L’auteur nous offre parfois le bref répit d’une anecdote savoureuse, mais pas le récit haletant de l’acteur de premier plan ni de révélation fracassante ; plutôt une analyse serrée et rigoureusement documentée de ces évènements. On reconnaît bien son style cartésien, avec des arguments numérotés : premièrement, deuxièmement…

Le passé permet de tirer des leçons, mais ce sont les pages traitant de la crise à venir, celle du climat, qui sont les plus saisissantes. Carney, envoyé spécial des Nations unies pour l’action climatique et la finance, et conseiller du gouvernement du Royaume-Uni, hôte en novembre de la prochaine conférence sur le climat, maîtrise son sujet.

Le changement climatique est une tragédie de l’horizon, explique-t-il. Ses effets catastrophiques se feront sentir au-delà de l’horizon de la plupart des acteurs, imposant un coût à la future génération, que la génération actuelle n’est pas incitée à régler.

Mark Carney, dans son livre

Pourtant, les gouvernements doivent fixer l’objectif – la carboneutralité d’ici 2050 – afin de limiter le réchauffement de la planète et d’établir des politiques comme la hausse progressive du prix du carbone. Si ce cadre politique est crédible, une grande partie du travail sera abattu par la finance et les entreprises.

« L’expérience a fait de moi un profond croyant en la capacité du marché à régler des problèmes. » Seulement, précise-t-il, « la force du marché a besoin d’être dirigée vers la réalisation de ce que souhaite la société ». Toutes les décisions financières de toutes les entreprises doivent impérativement être examinées à la lumière de la nécessaire transition vers une économie verte. C’est ce que la société demande. C’est aussi nécessaire pour la survie des entreprises et pour saisir « la plus grande occasion commerciale de notre époque ».

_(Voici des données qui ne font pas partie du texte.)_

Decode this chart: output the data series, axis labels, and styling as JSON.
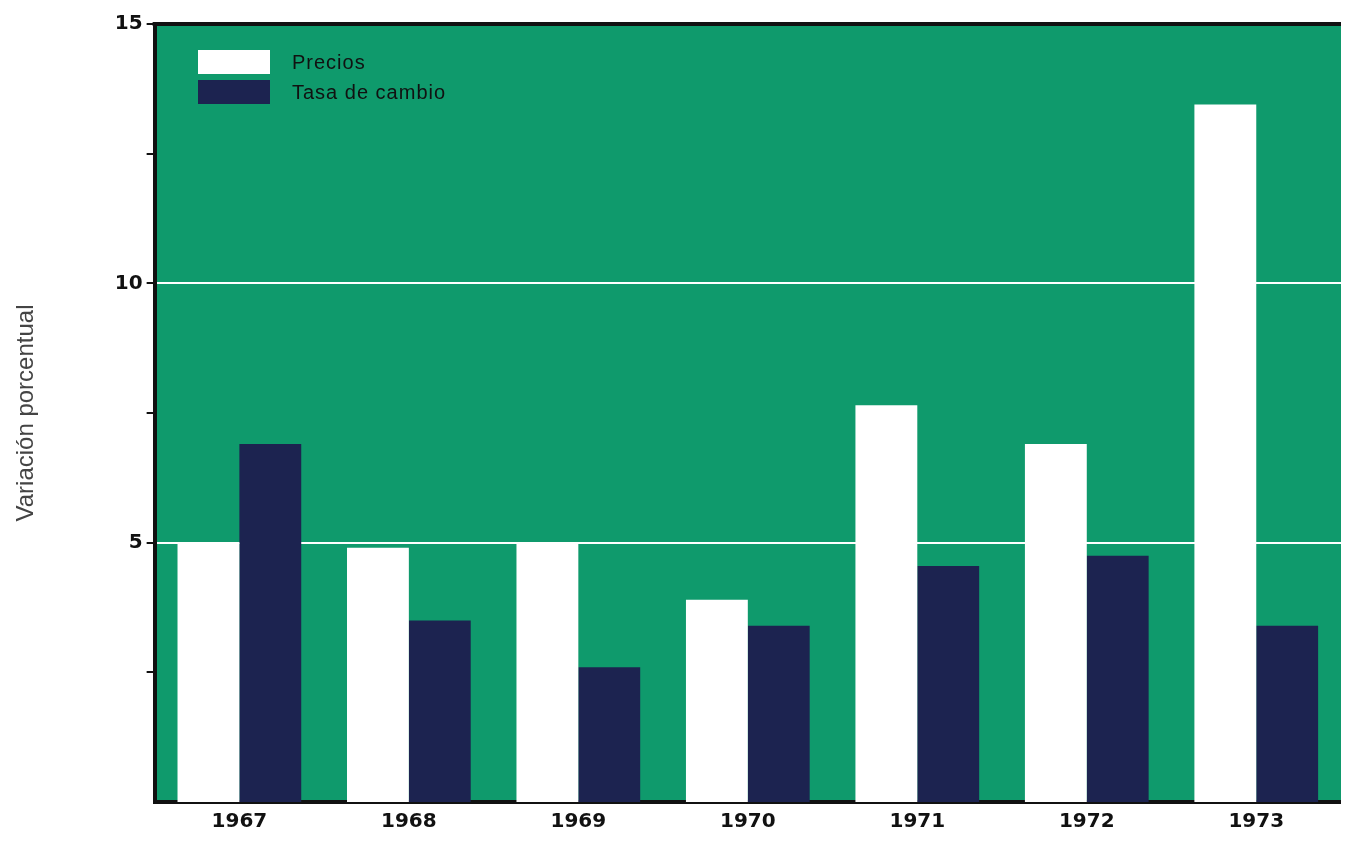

Carney démontre que la montée en puissance de la finance durable, dont les choix sont guidés par les critères ESG (environnement, social, gouvernance), sera un accélérateur de changement, car c’est dans la nature des marchés financiers d’anticiper l’avenir.

Il endosse fortement le virage pris par un nombre croissant d’entreprises d’orienter leurs actions par la définition de leur raison d’être (purpose), de leur apport à la société. Bien que le profit soit nécessaire, sa maximisation ne peut être cette raison d’exister, ni d’ailleurs le seul enrichissement des actionnaires.

L’entreprise opère grâce à un contrat social implicite (a licence to operate). Pour conserver ce privilège, affirme Carney, elle doit aussi préserver le capital social et respecter les valeurs qui en sont le fondement. Elle doit donc tenir compte dans ses décisions de toutes les parties prenantes : les employés, les clients, les fournisseurs, les collectivités où elle opère, les autorités publiques, sans oublier l’environnement. L’actionnaire arrive en bout de liste, après les créanciers, car il n’est pas véritablement propriétaire de l’entreprise publique, seulement l’ayant droit aux résiduaires.

Le livre est ambitieux. Par bouts, on croirait lire le rapport d’une commission royale d’enquête sur l’économie menée par un seul homme. Par exemple, un chapitre entier est consacré à ses recommandations de politiques publiques pour le Canada.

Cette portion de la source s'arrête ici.